In Chapter 12, subtitled “The Modern Gentleman Defends Himself," Kanan urges men to practice martial arts to build confidence and learn discipline. “If a modern gentleman has to hit a guy, see my recipe on mashed potatoes because they're easy to chew," he wrote.

That brings me to Kanan's latest publishing project. In response to September 11, Jill Liberman wrote a book titled American Pride: Famous Americans Celebrate the USA. It features the emotional yet dignified pining of 70-plus notables on what it means to be an American and what constitutes patriotic spirit. Kanan was one of those notables. “With people like Arnold Schwarzenegger and Anthony Robbins in the book, I was way out of my league," he said humbly.
With America under duress and with turmoil in the streets, Kanan decided to reunite with Liberman to create Success Factor X. The book, which will be published in May, features 50 celebrities from various fields as they share the best advice they've ever received or given on the subject of success. The luminaries include Run-DMC, Mark Cuban and, close to Kanan's heart, Fumio Demura and Pat Johnson.
“There's so much divisiveness in America today, and it made me think about something we can all agree on — wanting success for ourselves, our loved ones and our children," Kanan said. “Success is definitely one of several pillars that hold up your happiness, your health, the quality of your relationships and that sense of giving back in service. Everyone will find some words of success in this book they can benefit from.
“The take-away is that many successful powerful people in this book don't talk about success in terms of wealth or power but [in terms of] their ability to inspire and help others achieve their own success, fulfillment and happiness. It's getting a sense of achieving what you set out to achieve while improving the common good."
The topic took Kanan back to the martial arts. “When you start, the concept of succeeding looms heavily," he said. “Yet eventually there's recognition that your skills are improving, that you're learning the philosophy and that martial arts is not an impossible thing to do. You're given a sense of direction.
“Humility makes successful people more tolerable to others, and discipline allows us to do something. The passion of openness and humility allows us to authentically connect with and emotionally reach people, which may inspire them and result in a blossoming friendship."

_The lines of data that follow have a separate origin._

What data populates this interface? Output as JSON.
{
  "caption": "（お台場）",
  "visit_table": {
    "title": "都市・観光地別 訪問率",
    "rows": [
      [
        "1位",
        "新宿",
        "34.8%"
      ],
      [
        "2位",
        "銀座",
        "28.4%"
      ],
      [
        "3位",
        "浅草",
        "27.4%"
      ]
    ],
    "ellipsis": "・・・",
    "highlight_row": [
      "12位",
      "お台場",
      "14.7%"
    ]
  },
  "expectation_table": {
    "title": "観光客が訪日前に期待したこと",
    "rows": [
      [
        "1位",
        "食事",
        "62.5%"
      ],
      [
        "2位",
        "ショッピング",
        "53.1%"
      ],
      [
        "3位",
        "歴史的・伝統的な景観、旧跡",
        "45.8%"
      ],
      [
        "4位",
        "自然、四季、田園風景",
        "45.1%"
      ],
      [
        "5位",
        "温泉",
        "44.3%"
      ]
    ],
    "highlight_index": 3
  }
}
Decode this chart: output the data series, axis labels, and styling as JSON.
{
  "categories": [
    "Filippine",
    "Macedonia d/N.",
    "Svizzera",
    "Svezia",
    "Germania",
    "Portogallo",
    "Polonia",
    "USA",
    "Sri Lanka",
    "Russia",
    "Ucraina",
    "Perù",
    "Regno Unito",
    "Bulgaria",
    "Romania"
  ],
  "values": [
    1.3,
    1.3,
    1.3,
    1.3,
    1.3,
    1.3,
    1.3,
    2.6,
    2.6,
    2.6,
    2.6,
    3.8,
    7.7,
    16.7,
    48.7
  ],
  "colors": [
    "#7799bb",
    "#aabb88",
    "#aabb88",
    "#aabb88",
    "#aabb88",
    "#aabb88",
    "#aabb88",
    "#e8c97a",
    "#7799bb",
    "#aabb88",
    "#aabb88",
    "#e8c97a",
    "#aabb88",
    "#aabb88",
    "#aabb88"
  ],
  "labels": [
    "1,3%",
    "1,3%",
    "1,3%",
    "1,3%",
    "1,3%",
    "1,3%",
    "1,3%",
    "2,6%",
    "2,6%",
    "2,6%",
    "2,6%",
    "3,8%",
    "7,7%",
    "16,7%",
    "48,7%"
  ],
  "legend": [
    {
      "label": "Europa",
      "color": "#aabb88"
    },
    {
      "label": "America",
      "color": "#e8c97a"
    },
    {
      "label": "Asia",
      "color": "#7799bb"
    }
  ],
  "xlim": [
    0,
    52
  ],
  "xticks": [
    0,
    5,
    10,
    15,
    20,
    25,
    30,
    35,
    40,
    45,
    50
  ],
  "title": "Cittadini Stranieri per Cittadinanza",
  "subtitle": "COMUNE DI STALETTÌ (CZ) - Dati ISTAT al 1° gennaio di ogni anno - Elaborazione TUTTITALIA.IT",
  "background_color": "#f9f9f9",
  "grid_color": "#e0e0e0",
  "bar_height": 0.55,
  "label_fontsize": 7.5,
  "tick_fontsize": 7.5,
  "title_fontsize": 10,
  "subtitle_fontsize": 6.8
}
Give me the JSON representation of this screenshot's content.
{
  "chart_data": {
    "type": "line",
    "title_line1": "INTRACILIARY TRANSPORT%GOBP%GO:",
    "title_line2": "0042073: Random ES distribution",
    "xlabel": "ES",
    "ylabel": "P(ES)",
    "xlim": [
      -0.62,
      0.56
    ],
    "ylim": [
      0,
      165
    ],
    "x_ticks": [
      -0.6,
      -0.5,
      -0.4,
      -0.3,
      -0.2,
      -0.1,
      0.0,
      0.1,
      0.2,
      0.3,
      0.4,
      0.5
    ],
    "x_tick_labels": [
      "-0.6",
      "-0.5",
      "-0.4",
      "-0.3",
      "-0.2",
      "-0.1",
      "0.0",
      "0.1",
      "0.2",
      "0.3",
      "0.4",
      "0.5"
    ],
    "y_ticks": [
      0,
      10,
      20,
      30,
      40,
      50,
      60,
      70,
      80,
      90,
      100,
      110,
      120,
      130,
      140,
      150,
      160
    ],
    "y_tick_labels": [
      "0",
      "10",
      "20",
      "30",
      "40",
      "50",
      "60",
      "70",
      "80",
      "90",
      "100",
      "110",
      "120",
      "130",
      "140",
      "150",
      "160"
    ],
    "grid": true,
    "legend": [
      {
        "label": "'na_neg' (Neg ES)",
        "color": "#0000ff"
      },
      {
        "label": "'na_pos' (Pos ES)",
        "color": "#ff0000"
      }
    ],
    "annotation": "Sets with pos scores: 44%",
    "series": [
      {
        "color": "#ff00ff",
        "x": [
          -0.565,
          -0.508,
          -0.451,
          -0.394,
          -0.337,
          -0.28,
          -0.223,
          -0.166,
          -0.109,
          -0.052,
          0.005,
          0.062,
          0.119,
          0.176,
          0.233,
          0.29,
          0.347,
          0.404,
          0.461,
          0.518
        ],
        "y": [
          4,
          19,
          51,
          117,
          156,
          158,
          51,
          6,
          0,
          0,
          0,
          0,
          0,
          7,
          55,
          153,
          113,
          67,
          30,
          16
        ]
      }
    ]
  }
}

Dr. Craig D. Reid's book The Ultimate Guide to Martial Arts Movies of the 1970s: 500+ Films Loaded With Action, Weapons and Warriors is available at blackbeltmag.com/store.

Actor Assigned!

Just prior to press time, Sean Kanan contacted Black Belt to update this update. “I have finished principal photography on a film currently titled A Simple Man," he said. “It stars Steven Seagal, Johnny Messner and DMX."